Rachel had taken one look at the unconscious woman lying pale and soaking on the sofa and sent Thomas upstairs to fetch a nightgown or something for her to change her into. Thomas had rushed upstairs, opened Inez’s suitcase, peered at the sexy black negligee that had been purchased and sent to the hotel in Amsterdam, and promptly closed the suitcase. He’d be damned if Etienne was seeing her in that. He’d then gone to his own knapsack and retrieved one of his shirts, sure that—short as she was—it would hang well past her knees. He’d taken it down to Rachel only to find both he and Etienne banished from the room as Rachel stripped the unconscious woman of her wet clothes and replaced it with the shirt.
The two men had waited in the kitchen until she was finished and then Thomas had given them a quick rundown of what had happened and the deductions they’d come up with before heading upstairs to change. On the way to the stairs, he’d looked in the living room to see that Inez was asleep and tucked under a throw on the sofa.
Etienne had approached while he was staring at her and had said quietly, “Bastien says she’s your life mate.”
Thomas had nodded. “She is and I’m turning her as soon as I finish changing.”
“She’s agreed to it already?” Etienne had asked with surprise.
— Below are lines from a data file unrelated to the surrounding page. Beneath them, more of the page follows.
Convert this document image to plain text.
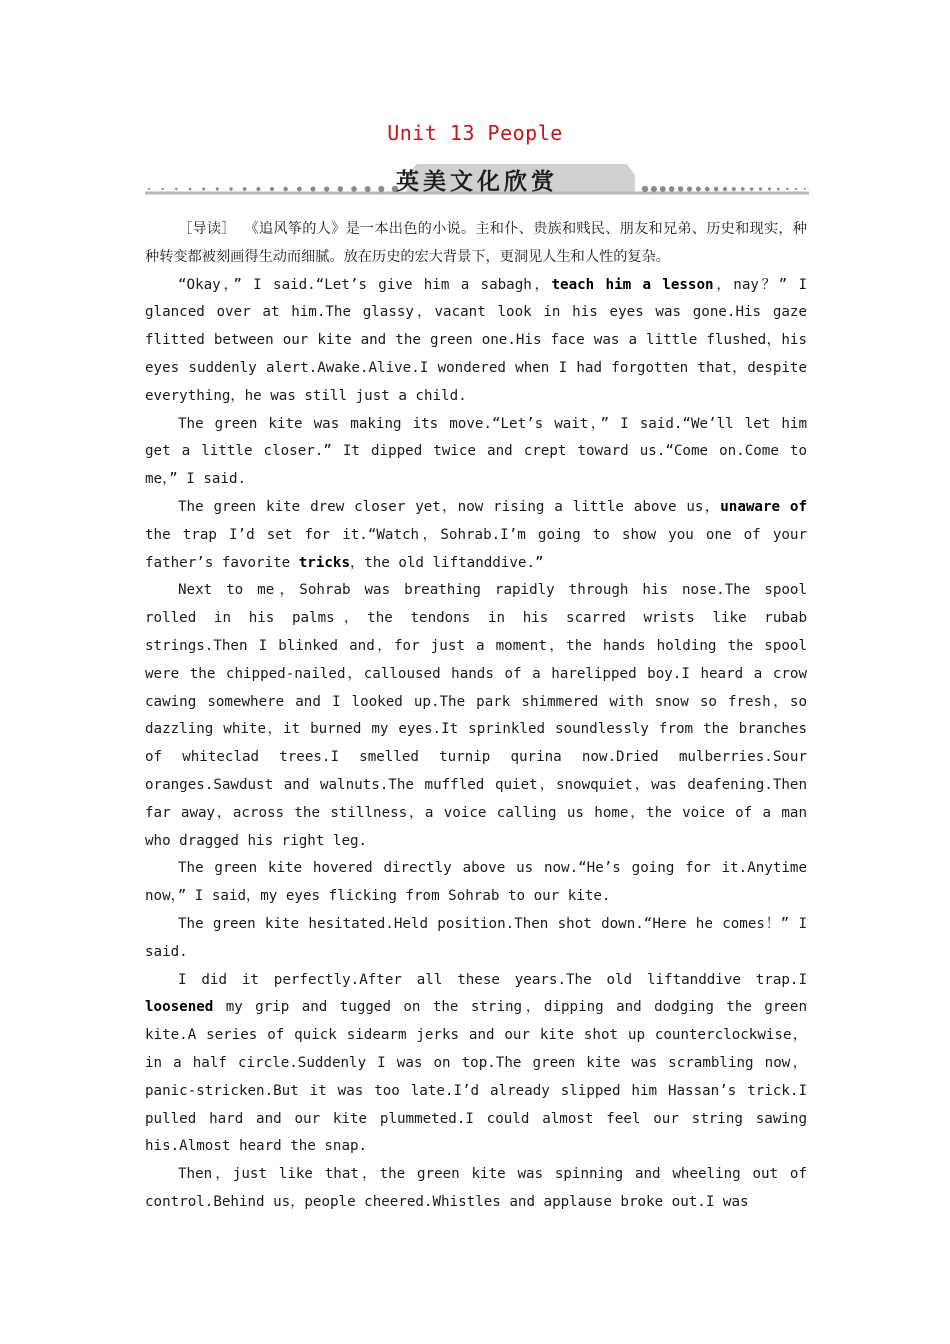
Unit 13 People
英美文化欣赏

［导读］ 《追风筝的人》是一本出色的小说。主和仆、贵族和贱民、朋友和兄弟、历史和现实，种种转变都被刻画得生动而细腻。放在历史的宏大背景下，更洞见人生和人性的复杂。

“Okay，” I said.“Let’s give him a sabagh，teach him a lesson，nay？” I glanced over at him.The glassy，vacant look in his eyes was gone.His gaze flitted between our kite and the green one.His face was a little flushed，his eyes suddenly alert.Awake.Alive.I wondered when I had forgotten that，despite everything，he was still just a child.

The green kite was making its move.“Let’s wait，” I said.“We’ll let him get a little closer.” It dipped twice and crept toward us.“Come on.Come to me，” I said.

The green kite drew closer yet，now rising a little above us，unaware of the trap I’d set for it.“Watch，Sohrab.I’m going to show you one of your father’s favorite tricks，the old liftanddive.”

Next to me，Sohrab was breathing rapidly through his nose.The spool rolled in his palms，the tendons in his scarred wrists like rubab strings.Then I blinked and，for just a moment，the hands holding the spool were the chipped-nailed，calloused hands of a harelipped boy.I heard a crow cawing somewhere and I looked up.The park shimmered with snow so fresh，so dazzling white，it burned my eyes.It sprinkled soundlessly from the branches of whiteclad trees.I smelled turnip qurina now.Dried mulberries.Sour oranges.Sawdust and walnuts.The muffled quiet，snowquiet，was deafening.Then far away，across the stillness，a voice calling us home，the voice of a man who dragged his right leg.

The green kite hovered directly above us now.“He’s going for it.Anytime now，” I said，my eyes flicking from Sohrab to our kite.

The green kite hesitated.Held position.Then shot down.“Here he comes！” I said.

I did it perfectly.After all these years.The old liftanddive trap.I loosened my grip and tugged on the string，dipping and dodging the green kite.A series of quick sidearm jerks and our kite shot up counterclockwise，in a half circle.Suddenly I was on top.The green kite was scrambling now，panic-stricken.But it was too late.I’d already slipped him Hassan’s trick.I pulled hard and our kite plummeted.I could almost feel our string sawing his.Almost heard the snap.

Then，just like that，the green kite was spinning and wheeling out of control.Behind us，people cheered.Whistles and applause broke out.I was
“No, but I’m doing it anyway,” Thomas had announced and turned to head upstairs.
Sucking in a sharp breath, Etienne had immediately chased after him to argue the point as he changed. By the time Thomas had finished and started out into the hall, the argument had been getting pretty heated. Only the sight of Rachel in the hall had calmed them both down. Unfortunately, it hadn’t made Etienne shut up.
“You can’t,” Etienne repeated firmly, following him when he started downstairs.
“You turned Rachel without getting her permission first,” Thomas growled with resentment.
“Rachel wasn’t conscious. I couldn’t get her permission,” Etienne pointed out, on his heels. “And she was dying; it was the only way to save her.”